A lender's requirements regarding how information about income and assets must be provided by the applicant and how it will be used by the lender.
The following categories have evolved in the market.
Full Documentation: Both income and assets are disclosed and verified, and income is used in determining the applicant's ability to repay the mortgage. Formal verification requires the borrower's employer to verify employment and the borrower's bank to verify deposits. In some cases, in order to save time, lenders will accept copies of the borrower's original bank statements, W-2s, and paycheck stubs.
At one time, full documentation was the rule and it remains the standard. In recent years, however, other documentation programs have grown in importance. They make it possible for consumers who are unable to meet standard requirements to qualify for a loan nonetheless.
Stated Income-Verified Assets: Income is disclosed and the source of the income is verified, but the amount is not verified. Assets are verified and must meet an adequacy standard such as, for example, six months of stated income and two months of expected monthly housing expense.
Stated Income-Stated Assets: Both income and assets are disclosed but not verified. However, the source of the borrower's income is verified.
No Ratio:Income is disclosed and verified but not used in qualifying the borrower. The standard rule that the borrower's housing expense cannot exceed some specified percent of income, is ignored. Assets are disclosed and verified.
No Income: Income is not disclosed, but assets are disclosed and verified and must meet an adequacy standard.
Stated Assets or No Asset Verification:Assets are disclosed but not verified, income is disclosed, verified, and used to qualify the applicant.
No Asset: Assets are not disclosed, but income is disclosed, verified, and used to qualify the applicant.
No Income-No Assets: Neither income nor assets are disclosed.
While these categories are fairly well established in the market, there are numerous differences between individual lenders in the
details. For example, under a stated income program lenders may or may not require that applicants sign a form authorizing the
lender to request the applicant's tax returns from the IRS in the event the borrower defaults. Similarly, lenders differ in the amount
of assets they require.
The proliferation of different documentation programs reflects a realization by lenders that many consumers with the potential for home ownership were shut out of the market by excessively rigid documentation requirements. It also dawned on lenders that documentation could be viewed as a risk factor that could be priced or offset by other risk factors.
Full documentation is the least risky to the lender, no income/no asset is the most risky, and the others are in between.
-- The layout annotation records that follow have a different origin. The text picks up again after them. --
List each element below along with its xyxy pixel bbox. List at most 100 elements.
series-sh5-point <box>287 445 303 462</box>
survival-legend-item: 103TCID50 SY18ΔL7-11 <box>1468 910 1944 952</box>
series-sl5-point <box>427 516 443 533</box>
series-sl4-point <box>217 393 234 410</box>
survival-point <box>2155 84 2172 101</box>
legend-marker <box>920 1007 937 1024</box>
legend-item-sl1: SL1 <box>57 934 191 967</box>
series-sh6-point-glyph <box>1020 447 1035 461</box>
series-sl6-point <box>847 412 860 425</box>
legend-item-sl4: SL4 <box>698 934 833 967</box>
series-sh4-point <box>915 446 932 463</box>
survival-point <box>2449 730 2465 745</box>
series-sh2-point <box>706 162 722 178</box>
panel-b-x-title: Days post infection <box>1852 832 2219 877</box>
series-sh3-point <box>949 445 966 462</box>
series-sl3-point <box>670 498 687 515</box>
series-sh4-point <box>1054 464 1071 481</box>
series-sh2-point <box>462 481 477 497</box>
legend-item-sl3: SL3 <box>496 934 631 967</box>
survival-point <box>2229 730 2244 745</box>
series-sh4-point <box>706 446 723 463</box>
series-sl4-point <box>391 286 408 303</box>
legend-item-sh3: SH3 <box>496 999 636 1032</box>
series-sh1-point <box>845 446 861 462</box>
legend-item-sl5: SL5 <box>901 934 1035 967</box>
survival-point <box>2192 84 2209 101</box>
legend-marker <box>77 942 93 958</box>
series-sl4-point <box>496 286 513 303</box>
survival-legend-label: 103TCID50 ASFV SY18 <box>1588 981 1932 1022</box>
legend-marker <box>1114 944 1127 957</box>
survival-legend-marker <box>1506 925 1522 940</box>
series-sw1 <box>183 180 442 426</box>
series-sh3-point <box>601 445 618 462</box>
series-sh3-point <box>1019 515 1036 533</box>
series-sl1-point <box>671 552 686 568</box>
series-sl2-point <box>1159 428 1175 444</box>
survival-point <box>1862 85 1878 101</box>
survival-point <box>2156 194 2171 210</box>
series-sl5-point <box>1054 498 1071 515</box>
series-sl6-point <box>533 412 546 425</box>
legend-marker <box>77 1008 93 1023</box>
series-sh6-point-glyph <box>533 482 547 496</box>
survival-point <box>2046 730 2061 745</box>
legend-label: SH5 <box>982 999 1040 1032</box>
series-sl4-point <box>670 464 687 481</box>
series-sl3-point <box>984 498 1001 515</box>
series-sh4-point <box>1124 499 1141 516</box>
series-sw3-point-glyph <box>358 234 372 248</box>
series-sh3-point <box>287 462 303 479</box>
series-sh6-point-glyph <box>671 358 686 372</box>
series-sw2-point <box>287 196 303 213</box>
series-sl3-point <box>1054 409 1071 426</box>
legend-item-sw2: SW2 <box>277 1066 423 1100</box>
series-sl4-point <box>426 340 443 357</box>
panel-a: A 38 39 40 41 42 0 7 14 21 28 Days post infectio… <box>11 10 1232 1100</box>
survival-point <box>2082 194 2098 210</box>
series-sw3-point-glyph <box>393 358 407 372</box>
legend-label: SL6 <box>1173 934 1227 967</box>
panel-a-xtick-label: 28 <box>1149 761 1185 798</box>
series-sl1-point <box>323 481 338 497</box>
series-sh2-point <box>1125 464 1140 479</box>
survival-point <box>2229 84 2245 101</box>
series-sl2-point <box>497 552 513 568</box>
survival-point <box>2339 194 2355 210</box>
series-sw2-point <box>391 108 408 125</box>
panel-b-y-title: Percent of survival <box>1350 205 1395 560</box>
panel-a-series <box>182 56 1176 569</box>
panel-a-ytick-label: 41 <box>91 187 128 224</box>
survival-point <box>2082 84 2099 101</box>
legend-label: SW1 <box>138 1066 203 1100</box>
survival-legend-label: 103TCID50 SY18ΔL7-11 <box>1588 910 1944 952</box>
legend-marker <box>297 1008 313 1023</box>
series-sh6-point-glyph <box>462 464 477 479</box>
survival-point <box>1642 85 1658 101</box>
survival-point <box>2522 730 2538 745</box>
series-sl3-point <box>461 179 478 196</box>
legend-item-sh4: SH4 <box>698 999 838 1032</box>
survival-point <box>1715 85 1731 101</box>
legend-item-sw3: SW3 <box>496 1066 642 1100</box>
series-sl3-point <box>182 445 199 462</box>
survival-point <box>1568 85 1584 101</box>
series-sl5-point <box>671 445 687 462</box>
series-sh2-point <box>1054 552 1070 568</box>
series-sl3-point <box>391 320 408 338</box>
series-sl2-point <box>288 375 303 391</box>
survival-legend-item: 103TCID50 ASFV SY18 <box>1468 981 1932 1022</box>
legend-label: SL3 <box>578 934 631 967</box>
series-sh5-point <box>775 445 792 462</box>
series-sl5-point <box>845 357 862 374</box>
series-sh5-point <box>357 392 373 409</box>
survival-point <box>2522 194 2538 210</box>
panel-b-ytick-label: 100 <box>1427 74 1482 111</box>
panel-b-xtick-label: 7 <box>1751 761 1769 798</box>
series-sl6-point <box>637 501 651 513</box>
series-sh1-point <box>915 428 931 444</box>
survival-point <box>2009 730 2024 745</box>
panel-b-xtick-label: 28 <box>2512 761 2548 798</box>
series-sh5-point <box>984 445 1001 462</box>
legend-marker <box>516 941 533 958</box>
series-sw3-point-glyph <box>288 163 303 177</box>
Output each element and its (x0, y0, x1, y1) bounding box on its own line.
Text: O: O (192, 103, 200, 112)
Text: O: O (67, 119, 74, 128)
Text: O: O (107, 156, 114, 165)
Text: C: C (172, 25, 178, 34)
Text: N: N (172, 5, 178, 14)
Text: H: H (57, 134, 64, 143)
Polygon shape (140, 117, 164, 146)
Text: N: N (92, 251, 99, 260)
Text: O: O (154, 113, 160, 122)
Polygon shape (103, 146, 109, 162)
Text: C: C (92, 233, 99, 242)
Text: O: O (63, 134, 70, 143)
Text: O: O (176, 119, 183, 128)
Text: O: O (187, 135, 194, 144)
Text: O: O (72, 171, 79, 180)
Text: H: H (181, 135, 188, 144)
If the documentation is riskier, lenders will charge more, require risk offsets, or both. The most important risk offsets are large down payments and high credit scores.
The change in attitudes toward both credit rating and documentation requirements has expanded the market. Here are examples of borrowers who would have not qualified under full documentation requirements:
• Jones is a personal trainer with no fixed place of business who makes good money but can't document it. He can docu-
ment his mutual funds, and his CPA can verify his self-employed status, so Jones qualifies under a stated income/ verified assets plan.
• Smith is in the same business and uses the same CPA as Jones but an uncle is gifting him with the cash he needs. Since Smith
cannot document assets, he pays a little more under a stated income/stated asset program.
• King can document income and assets but wants to allocate 58% of his income to housing expenses, which far exceeds conventional guidelines. King qualifies under a no-ratio loan.
• Queen is leaving her job to move to a new city where she has no job and will buy a house when she gets there with money from the sale of her existing house. She has no income and cannot document assets because her old house won't be sold until after closing on the new one. Nevertheless, she qualifies under a no income/no asset program. If she has a contract of sale on the old house before closing on the new one, she will be able to document assets and can qualify under a no income program.